🤖 AI Summary
To address the challenge novice users face in crafting effective prompts for text-to-image generation, this paper introduces a semantic map–based interactive paradigm. It constructs a large-scale, high-quality prompt–image pair repository (containing over one million entries, automatically generated by LLMs), integrated with CLIP-based cross-modal embeddings and semantic clustering to enable multi-scale visual navigation and prompt exploration.
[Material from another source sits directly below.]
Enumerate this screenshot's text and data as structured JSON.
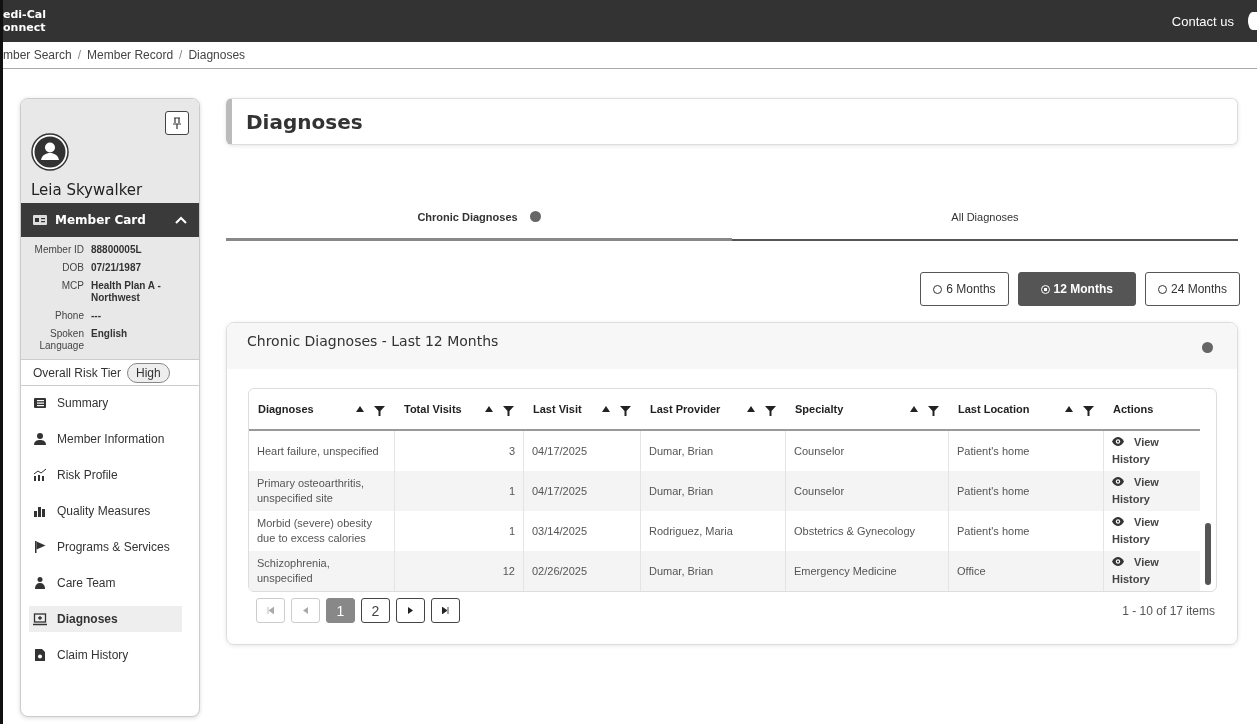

This work is the first to deeply unify LLM-driven prompt synthesis, semantic embedding–based clustering, and a scalable map-style interface, facilitating human–AI collaborative prompt engineering. A user study (n = 72) demonstrates that our system significantly improves prompt authoring efficiency (+63%) and generation satisfaction (p < 0.01) over baseline tools. Furthermore, it empirically validates the feasibility and practical utility of large-scale, navigable prompt knowledge bases for generative AI applications.
📝 Abstract
Recent technological advances popularized the use of image generation among the general public. Crafting effective prompts can, however, be difficult for novice users. To tackle this challenge, we developed PromptMap, a new interaction style for text-to-image AI that allows users to freely explore a vast collection of synthetic prompts through a map-like view with semantic zoom. PromptMap groups images visually by their semantic similarity, allowing users to discover relevant examples. We evaluated PromptMap in a between-subject online study ($n=60$) and a qualitative within-subject study ($n=12$). We found that PromptMap supported users in crafting prompts by providing them with examples. We also demonstrated the feasibility of using LLMs to create vast example collections. Our work contributes a new interaction style that supports users unfamiliar with prompting in achieving a satisfactory image output.